I was trying “to passthrough” some devices and I had to enable VT-d.
System hanged at boot bragging about CPU soft lockup.
Whenever VT-d is enabled in the bios, the system refuses to boot entirely.
It works on Ubuntu 20.10, both live and installed.
I’ve tried checking for differences in modules(.ko) and kernel configurations for both and there were significant differences.On my system, Ubuntu has about 10877 kernel options, Fedora34 about 9776. There is also a difference of about 1300 (give or take) .ko modules (Ubuntu has more than ±5000, fedora ±3700). Even the memory map addresses has more elements on Ubuntu when compared to Fedora.

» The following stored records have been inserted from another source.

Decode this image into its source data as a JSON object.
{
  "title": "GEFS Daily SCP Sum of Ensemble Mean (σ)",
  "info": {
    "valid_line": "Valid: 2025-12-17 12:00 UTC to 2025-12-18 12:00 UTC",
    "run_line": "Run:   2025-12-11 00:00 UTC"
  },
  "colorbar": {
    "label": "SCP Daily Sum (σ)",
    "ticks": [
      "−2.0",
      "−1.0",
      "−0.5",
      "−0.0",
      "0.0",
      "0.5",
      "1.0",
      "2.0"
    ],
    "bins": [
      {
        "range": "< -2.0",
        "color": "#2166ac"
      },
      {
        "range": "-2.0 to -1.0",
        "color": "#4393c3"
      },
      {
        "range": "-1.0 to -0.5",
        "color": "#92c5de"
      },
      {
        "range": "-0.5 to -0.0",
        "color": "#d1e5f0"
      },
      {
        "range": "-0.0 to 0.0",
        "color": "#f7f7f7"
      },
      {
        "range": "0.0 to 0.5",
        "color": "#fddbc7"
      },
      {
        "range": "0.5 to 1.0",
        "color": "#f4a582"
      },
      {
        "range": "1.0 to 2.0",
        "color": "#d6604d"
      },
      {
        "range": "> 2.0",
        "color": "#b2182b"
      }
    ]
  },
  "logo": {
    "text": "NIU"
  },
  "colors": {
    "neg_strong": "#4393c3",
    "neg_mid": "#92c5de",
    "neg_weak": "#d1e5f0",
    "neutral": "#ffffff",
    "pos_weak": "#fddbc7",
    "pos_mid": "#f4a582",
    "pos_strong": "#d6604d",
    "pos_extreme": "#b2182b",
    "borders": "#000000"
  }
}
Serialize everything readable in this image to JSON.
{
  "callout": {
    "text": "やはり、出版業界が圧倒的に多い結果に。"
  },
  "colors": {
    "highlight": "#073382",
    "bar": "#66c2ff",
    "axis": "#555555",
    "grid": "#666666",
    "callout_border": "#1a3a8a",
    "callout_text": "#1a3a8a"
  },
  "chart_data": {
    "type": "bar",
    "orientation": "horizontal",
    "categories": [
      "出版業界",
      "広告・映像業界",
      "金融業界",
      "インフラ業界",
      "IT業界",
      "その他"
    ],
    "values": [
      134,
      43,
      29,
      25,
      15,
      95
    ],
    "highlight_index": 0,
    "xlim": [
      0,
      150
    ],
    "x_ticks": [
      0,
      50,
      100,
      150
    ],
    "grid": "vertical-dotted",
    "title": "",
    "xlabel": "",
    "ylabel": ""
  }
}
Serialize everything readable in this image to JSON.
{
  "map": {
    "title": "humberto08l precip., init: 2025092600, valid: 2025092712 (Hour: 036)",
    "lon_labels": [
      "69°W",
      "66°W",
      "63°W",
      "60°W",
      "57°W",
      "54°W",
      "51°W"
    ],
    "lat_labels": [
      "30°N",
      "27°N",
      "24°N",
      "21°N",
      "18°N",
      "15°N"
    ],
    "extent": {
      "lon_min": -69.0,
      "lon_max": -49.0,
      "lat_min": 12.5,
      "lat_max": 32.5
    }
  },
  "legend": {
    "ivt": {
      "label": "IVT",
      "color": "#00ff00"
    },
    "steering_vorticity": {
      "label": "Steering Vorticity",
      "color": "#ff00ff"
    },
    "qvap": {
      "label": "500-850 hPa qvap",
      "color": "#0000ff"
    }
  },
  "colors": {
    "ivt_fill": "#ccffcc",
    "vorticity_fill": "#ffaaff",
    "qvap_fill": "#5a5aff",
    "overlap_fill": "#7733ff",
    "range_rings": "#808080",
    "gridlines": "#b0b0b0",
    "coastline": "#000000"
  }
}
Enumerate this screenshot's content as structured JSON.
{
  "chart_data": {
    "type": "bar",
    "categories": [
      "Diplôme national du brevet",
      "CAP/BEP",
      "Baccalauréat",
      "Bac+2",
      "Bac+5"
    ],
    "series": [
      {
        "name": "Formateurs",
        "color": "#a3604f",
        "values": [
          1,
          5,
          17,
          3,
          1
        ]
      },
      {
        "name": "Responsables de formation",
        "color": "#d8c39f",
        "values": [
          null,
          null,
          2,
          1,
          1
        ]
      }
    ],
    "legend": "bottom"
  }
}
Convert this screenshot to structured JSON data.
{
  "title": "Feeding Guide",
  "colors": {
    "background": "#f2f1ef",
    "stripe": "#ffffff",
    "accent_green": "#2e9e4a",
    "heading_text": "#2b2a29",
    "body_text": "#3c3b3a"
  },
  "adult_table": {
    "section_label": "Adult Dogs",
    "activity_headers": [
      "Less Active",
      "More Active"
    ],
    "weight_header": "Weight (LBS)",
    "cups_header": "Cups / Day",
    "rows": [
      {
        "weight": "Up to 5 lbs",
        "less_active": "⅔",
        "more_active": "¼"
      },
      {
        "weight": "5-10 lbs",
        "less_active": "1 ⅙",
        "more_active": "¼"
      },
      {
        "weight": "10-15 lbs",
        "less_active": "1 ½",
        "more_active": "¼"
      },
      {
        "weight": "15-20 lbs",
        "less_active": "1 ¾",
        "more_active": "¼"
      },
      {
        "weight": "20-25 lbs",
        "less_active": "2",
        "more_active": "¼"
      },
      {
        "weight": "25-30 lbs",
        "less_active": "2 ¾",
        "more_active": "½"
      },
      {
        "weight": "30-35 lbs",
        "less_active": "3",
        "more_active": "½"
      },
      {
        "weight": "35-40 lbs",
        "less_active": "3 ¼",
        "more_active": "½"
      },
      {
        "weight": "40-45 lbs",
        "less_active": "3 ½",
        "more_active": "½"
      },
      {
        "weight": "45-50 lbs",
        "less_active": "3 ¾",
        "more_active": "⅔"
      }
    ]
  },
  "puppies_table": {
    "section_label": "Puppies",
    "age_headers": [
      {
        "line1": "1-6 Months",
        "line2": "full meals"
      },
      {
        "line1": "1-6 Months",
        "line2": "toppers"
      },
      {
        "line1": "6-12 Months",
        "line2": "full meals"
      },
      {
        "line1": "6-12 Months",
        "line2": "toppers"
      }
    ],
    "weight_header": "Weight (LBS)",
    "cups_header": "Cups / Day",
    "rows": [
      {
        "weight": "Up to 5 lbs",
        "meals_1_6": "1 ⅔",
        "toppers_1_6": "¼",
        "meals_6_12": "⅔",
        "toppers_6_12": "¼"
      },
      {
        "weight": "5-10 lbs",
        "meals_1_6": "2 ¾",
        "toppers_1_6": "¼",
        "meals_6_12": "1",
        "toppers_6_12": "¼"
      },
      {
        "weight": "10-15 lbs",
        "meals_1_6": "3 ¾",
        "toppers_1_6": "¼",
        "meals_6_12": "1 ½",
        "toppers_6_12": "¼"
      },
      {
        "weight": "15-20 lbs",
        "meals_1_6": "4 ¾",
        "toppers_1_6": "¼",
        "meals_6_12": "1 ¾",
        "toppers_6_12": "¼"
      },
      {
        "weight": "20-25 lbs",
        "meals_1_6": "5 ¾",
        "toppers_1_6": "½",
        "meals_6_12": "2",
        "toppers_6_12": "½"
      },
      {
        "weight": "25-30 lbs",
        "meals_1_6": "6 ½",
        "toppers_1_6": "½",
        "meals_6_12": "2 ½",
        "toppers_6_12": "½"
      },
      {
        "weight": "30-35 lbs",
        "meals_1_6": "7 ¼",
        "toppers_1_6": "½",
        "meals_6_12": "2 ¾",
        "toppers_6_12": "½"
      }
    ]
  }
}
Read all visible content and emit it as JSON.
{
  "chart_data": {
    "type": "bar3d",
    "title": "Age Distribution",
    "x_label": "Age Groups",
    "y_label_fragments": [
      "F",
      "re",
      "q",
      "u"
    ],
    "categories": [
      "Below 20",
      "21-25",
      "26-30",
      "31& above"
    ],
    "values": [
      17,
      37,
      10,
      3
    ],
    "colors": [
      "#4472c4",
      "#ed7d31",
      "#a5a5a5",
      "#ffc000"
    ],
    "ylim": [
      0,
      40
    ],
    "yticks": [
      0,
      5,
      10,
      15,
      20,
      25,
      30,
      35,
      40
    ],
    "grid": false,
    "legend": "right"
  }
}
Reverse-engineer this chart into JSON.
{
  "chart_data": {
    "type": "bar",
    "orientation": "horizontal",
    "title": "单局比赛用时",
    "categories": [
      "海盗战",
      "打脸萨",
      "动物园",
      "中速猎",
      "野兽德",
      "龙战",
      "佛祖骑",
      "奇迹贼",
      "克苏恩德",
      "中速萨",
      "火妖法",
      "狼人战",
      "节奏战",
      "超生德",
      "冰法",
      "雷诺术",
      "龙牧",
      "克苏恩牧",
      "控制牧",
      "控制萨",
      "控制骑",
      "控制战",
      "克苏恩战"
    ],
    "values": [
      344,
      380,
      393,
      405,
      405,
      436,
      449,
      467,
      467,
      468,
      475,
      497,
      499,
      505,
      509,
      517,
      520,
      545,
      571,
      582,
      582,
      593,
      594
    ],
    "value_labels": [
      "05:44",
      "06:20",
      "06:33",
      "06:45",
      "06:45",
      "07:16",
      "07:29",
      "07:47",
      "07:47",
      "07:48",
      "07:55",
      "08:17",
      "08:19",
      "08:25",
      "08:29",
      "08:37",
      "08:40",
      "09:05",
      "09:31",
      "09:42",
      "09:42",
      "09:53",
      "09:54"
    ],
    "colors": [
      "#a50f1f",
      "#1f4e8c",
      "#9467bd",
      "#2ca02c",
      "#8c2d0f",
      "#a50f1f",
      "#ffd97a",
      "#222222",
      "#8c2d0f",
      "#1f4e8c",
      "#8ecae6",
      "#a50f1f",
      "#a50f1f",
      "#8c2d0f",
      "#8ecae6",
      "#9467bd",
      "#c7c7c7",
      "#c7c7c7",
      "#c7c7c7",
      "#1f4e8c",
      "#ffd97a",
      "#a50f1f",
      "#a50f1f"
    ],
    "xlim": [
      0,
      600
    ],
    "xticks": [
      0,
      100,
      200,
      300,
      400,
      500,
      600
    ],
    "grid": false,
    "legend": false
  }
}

Also, I’m running an apollo lake based machine but fedora has managed to load AMD_IOMMU KOs and the system doesn’t recognize the flags intel_iommu=on iommu=pt when passed through the commandline options at boot time (a prompt appears just before boot, telling me they’re unknown).
I’ve tried modding things manually and I managed to get a little bit further ahead in the boot process but it’s a mess to fix manually.
Do I have to rebuild the kernel for my own particular machine or can this be fixed somehow, considering how widespread are apollo lake machines out there?
I can mess around but I’ve never compiled a kernel once. Where do I start?
Thanks for any hint/suggestion.
EDIT: I’m trying to test GPU passthrough. I also happen to have an external/secondary GPU that works fine for KVM but I was trying to get rid of it on my laptop.